Department of Sociology, Social Work and Criminology Receives $1,087,860 Grant Renewal to Support Child Welfare Training in Idaho
The Department of Sociology, Social Work and Criminology recently received a $1 million grant renewal from the Idaho Department of Health and Welfare to help train child welfare workers in Idaho.
The grant helps embedded trainers teach new child welfare workers and veterans through field training, coaching, mentoring and in-service training. These embedded trainers reside in Pocatello, Twin Falls, Boise, Caldwell and Coeur d’Alene and serve in the cities around them. Each area is identified as a hub and allows opportunities for improve the transfer of learning to the field. Each trainer is either a licensed clinical or master’s level social worker, and all have had experience in child welfare.
Staci Jensen-Hart, ISU associate professor of social work, said this two-year renewal of the grant will help beef up curriculum development and the evaluation process of child welfare workers to ensure their training is effective. A new curriculum section in the training focuses on increasing awareness of secondary traumatic stress in child welfare workers and building resiliency in hearing about a traumatic experience from someone else. Jensen-Hart said recognizing and addressing symptoms of secondary traumatic stress and developing resiliency strategies help increase worker retention rates and job satisfaction, which in turn positively impacts children and families.

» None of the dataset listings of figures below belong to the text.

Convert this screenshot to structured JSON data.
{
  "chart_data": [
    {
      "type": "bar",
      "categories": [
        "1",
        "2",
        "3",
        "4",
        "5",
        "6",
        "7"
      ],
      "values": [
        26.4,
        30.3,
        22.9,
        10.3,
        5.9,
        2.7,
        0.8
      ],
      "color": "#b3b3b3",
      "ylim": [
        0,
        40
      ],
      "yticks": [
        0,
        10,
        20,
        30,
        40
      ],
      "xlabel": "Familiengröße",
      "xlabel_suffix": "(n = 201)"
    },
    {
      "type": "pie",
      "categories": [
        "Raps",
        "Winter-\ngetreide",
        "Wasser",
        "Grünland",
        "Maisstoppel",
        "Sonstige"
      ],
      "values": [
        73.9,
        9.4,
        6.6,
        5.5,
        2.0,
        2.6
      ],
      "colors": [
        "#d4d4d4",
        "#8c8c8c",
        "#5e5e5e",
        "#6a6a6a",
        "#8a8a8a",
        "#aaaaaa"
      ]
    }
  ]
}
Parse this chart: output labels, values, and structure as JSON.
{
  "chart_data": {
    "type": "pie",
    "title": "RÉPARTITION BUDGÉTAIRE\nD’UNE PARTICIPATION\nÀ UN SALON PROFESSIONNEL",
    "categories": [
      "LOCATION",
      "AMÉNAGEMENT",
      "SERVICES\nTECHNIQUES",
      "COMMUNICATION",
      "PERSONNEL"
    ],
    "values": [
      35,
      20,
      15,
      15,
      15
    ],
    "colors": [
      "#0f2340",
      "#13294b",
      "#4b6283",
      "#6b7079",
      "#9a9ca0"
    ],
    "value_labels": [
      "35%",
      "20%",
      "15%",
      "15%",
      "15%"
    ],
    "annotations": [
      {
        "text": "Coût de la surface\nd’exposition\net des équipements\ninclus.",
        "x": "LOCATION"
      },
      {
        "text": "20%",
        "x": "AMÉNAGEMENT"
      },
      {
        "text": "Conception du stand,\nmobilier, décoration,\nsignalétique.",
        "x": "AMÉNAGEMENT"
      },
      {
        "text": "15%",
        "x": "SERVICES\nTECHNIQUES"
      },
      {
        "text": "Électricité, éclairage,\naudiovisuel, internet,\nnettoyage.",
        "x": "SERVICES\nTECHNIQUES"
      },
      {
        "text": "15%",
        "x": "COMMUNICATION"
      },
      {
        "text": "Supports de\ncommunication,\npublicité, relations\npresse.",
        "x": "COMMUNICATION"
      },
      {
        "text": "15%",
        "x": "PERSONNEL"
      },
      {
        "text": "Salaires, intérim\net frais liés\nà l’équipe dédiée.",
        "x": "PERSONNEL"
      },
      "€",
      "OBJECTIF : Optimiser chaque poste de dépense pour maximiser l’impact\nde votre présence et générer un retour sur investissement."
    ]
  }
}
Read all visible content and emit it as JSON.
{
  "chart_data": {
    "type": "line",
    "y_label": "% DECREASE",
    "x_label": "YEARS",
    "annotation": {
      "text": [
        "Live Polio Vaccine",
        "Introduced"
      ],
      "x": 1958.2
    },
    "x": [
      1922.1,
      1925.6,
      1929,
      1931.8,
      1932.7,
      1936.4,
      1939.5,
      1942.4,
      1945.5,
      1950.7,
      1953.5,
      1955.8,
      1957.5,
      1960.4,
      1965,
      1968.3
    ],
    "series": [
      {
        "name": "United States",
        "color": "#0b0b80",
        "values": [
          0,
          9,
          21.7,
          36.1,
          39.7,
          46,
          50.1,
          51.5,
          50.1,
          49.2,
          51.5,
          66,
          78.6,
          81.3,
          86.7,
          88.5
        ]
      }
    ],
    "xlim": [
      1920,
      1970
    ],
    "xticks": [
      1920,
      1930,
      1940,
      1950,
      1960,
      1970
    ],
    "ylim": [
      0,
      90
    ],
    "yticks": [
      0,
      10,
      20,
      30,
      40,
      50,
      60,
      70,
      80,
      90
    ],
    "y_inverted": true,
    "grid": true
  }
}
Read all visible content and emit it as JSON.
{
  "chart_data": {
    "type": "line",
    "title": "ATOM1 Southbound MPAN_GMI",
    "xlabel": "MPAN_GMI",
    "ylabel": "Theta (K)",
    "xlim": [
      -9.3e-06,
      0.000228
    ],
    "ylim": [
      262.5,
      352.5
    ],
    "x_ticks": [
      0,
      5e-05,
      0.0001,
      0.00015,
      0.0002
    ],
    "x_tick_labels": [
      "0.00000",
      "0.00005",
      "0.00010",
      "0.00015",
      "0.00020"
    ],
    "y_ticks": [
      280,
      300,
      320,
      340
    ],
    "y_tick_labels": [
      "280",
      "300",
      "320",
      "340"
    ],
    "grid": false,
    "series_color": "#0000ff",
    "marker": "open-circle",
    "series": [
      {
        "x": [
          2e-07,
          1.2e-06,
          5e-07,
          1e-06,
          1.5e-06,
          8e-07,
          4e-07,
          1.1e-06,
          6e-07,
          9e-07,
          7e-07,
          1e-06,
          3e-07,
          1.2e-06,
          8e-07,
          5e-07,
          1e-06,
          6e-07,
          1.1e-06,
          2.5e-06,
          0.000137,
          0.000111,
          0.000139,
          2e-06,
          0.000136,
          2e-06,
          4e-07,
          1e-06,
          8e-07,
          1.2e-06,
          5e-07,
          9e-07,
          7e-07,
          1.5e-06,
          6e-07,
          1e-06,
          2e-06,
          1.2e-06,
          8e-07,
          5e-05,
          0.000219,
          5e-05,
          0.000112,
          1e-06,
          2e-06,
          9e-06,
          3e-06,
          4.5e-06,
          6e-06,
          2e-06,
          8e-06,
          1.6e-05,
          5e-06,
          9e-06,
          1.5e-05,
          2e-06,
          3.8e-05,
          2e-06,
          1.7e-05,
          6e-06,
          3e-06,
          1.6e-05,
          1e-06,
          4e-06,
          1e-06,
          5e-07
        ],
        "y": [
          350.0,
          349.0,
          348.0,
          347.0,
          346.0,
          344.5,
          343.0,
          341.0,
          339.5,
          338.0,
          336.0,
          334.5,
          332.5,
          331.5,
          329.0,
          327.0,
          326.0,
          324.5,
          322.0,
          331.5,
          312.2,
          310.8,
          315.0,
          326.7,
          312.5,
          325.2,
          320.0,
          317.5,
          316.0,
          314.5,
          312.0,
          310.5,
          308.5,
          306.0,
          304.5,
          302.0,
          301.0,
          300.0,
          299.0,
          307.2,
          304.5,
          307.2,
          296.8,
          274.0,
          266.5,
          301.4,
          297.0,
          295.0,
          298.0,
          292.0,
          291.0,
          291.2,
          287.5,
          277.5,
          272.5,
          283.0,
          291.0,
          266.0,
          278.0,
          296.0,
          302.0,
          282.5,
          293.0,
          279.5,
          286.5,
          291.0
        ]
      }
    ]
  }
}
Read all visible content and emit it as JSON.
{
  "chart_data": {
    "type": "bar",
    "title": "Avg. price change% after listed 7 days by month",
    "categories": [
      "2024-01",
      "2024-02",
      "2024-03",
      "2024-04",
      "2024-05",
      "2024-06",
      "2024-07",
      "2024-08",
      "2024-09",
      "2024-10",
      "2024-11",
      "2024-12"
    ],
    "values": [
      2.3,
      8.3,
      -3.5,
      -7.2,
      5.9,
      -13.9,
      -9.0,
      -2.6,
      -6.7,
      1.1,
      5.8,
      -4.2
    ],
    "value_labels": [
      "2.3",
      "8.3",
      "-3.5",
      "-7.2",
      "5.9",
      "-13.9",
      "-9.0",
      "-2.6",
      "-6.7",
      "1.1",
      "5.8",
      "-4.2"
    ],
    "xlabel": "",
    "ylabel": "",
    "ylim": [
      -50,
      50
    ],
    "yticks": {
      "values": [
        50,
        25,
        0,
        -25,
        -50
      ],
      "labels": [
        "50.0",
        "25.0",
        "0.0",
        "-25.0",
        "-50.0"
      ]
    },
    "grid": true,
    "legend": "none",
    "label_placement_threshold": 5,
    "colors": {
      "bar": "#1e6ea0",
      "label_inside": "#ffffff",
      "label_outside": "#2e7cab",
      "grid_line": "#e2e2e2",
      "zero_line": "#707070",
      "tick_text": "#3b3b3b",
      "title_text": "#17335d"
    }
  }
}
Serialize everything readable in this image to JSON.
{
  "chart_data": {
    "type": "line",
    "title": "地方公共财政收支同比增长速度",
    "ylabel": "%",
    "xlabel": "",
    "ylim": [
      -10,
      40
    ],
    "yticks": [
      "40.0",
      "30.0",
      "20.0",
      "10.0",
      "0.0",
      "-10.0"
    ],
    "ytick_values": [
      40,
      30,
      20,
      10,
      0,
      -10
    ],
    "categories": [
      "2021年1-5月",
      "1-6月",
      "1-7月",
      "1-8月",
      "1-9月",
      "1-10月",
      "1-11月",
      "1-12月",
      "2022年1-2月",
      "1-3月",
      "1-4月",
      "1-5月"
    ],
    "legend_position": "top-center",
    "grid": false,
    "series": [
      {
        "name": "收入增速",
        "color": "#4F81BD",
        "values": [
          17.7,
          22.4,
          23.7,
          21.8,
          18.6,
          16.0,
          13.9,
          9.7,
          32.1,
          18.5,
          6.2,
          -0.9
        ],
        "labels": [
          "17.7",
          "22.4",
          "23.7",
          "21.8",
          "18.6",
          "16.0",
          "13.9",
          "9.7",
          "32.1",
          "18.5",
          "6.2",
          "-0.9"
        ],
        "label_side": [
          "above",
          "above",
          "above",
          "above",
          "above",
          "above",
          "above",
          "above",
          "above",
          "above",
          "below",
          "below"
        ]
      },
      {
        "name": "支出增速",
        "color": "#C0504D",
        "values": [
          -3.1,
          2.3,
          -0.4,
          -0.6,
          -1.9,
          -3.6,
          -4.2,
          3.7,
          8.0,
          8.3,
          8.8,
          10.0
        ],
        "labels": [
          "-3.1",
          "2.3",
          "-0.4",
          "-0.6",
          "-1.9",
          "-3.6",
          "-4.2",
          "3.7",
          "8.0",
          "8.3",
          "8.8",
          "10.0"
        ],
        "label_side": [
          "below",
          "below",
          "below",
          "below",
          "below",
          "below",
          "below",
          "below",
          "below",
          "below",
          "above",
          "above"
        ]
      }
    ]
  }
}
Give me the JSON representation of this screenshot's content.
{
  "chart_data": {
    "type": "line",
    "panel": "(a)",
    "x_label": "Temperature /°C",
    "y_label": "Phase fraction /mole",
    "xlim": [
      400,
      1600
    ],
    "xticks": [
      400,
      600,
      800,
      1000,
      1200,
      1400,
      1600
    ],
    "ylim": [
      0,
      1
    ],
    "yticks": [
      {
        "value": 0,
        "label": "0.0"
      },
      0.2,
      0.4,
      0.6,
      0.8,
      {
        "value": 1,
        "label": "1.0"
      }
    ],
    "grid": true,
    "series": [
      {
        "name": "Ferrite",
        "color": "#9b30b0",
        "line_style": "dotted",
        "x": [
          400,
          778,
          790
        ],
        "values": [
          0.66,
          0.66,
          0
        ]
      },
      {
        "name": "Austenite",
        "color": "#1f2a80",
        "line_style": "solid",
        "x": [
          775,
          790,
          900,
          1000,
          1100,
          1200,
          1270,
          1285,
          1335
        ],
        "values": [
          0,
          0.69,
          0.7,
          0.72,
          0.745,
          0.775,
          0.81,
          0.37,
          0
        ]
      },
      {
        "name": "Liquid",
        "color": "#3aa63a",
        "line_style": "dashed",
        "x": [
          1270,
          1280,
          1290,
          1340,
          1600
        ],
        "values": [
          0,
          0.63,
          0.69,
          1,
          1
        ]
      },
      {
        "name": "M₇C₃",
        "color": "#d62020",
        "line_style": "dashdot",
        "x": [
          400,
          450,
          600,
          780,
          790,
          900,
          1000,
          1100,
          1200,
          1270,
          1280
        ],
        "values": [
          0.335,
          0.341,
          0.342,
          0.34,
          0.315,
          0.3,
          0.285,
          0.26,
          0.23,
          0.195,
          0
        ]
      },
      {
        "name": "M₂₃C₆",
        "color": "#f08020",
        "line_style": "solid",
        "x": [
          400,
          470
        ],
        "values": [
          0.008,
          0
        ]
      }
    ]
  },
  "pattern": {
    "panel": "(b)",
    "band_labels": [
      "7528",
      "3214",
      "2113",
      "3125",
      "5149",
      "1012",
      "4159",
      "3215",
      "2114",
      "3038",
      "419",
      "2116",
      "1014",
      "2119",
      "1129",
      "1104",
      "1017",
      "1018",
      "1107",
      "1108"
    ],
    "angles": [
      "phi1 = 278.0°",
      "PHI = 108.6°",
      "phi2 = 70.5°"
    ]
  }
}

Idaho State University initially received the training grant in December 2010 to provide an embedded approach in child welfare training. This grant was renewed until 2018.
The ISU Department of Sociology, Social Work and Criminology also helps students who are interested in going into child welfare work to obtain internships before graduation through a contract with the Idaho Title IV-E Child Welfare Scholar’s Stipend Program. The program awards stipends for students who qualify and who are committed to practicing child welfare work in Idaho.
“The program benefits students in our social work program in helping them have more direct access to the field,” Jensen-Hart said. “It also helps them understand the things that are currently happening in the practice and to be more successful when they graduate.”